Bagging the Past

CJN
Cleveland Jewish News: From the Bookshelf – Diary of the Dumped
August 15, 2014
How Do You Mend A Broken Heart?
August 21, 2014

August has been an interesting month. While there’s still nearly two weeks left before September’s autumn breezes whisper the change of seasons, this month has brought forth many transitions. And while an exciting Q4 awaits, propelling me into some familiar and some new territory, the past 18 days have also tested just how much I want to put the past behind me.

 

On a personal level, two different men, one from the near past and one from a very distant past, have used social media to get in contact with me. One I did connect with. One I blocked. I’ll let you figure out which one’s which. A third, who has known me for a decade and who has never really stopped communicating with me, has simply hid behind his social media account. For five years he’s flirted, insinuated, led and promised. But, really, all he’s done is talk. Cumulatively, these three men represent three very different stages of my life. Of my development. Of who I once was, from a scared young woman whose world came crashing to an adult who, 16 years later, shattered her own familiar universe in order to reinvent.

 

It’s all been part of getting to what’s real right now.

 

So when these men from the past, when they suddenly reach out, when they lead with one foot in, one foot out, when they perhaps think that maybe who I am today is the same insecure person I once was when they knew me, it hits me in all the wrong places. It’s as though the Universe is trying to ask, “How much of you has moved on? And what part of you is still the same you, because you will always be you?”

 

What I consciously know is that none of them, or any other man from my past, (excluding my dear guy friends, of course), has any room in my personal present. Not one. Not because they were bad guys. Well, some weren’t the best. But because it’s safe to say that the direction where I moved to today, a simpler, clearer and more honest life, with far less people in it, has only room for truth.  And the people who live honestly.

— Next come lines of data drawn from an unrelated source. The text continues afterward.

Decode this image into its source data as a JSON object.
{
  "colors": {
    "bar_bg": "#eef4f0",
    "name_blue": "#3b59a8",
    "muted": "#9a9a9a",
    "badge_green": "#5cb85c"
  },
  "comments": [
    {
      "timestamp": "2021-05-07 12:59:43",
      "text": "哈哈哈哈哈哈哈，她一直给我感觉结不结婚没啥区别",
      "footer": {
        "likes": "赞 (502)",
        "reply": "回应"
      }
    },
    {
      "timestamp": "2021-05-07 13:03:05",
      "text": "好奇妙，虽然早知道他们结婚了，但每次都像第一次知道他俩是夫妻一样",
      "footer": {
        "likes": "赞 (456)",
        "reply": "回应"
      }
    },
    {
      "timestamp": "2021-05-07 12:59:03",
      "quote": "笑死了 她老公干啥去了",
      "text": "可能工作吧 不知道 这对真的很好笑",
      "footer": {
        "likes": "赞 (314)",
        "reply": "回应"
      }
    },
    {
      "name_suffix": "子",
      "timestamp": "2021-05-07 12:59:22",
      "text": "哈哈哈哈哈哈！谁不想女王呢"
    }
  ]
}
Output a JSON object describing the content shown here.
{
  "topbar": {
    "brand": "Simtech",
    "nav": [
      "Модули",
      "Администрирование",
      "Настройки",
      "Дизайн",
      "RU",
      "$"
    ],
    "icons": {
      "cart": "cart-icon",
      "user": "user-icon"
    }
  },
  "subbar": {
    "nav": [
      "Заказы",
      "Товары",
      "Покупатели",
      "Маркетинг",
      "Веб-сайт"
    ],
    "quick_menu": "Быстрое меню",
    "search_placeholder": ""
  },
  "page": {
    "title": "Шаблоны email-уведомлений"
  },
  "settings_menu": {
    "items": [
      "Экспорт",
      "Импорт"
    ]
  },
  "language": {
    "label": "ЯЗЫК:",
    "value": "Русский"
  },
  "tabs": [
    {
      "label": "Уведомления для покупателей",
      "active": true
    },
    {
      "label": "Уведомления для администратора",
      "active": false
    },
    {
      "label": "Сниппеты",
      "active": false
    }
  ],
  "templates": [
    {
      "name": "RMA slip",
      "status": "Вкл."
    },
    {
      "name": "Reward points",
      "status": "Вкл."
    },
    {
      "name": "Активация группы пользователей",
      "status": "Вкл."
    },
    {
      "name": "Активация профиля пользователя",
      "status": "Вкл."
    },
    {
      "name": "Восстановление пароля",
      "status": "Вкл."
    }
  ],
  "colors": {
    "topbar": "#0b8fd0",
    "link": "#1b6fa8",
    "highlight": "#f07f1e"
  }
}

With no secrets to hide. No tall stories to impress me with. No double lives, where their loyalties and priories lie elsewhere.

 

Over the travels of 2014, if there’s one thing I did learn it’s that I had to be my first priority. To the judgmental people no longer in my life, they’re probably thinking, “You mean she already wasn’t?” No, I wasn’t. When you’ve dated as much and as long as I have, it’s so easy to get lost in the shuffle of everyone’s else needs, demands and schedules. How many times did I move my own things around just so that some guy could fit me in between his intentionally compartmentalized life? And why I did it all stemmed from this place of broken.

 

Being whole and learning what that means hasn’t been without its challenges. And, in some ways, I’m back to living the life I was living before I left. I’m back in Lakewood. This fall, I’ll be teaching, again. And I’m continuing with my Career Coaching business and, of course, the writing.  What’s different is what or who I allow in.

 

I recently shared with a new and kind friend I made that when it comes to my apartment or my life, the only things and people that can get in are the ones I love. That’s it. And if that means that it’ll take a year to furnish this empty apartment, then so be it. And if it means a lot more evenings and weekends alone, then so be it, too. There’s no longer room for the cacophonous noise of distraction tricking me into extreme experiences that would make for yet another book about yet another failed relationship.

 

Back in April, when I was still in Austin, Texas, and still trying to make it work there, I had a critical phone call with a man in Cleveland. It’s someone I met last summer and after 6 months, we reconnected while I was in Dublin. He challenged to me to something. “Alex, I want you to write a love story.” My reply? “To write it, I have to live it.”

 

And live it and write it I will. But right now there’s too many characters. Too may plotlines. Too many twists and turns and flashbacks and cities and decades. This past month has been like a typical summer season of General Hospital. Except the men in my life never really died. They just hide in plain view on social media. Trying to pull me back in via the lingua franca they know that I know so well.

 

I do hope they all get on with their lives. I hope they leave me out of their plans. I hope they find whatever they’re looking for. And if they’re still looking for the woman who they knew then, they’ll be greatly disappointed.She’s gone.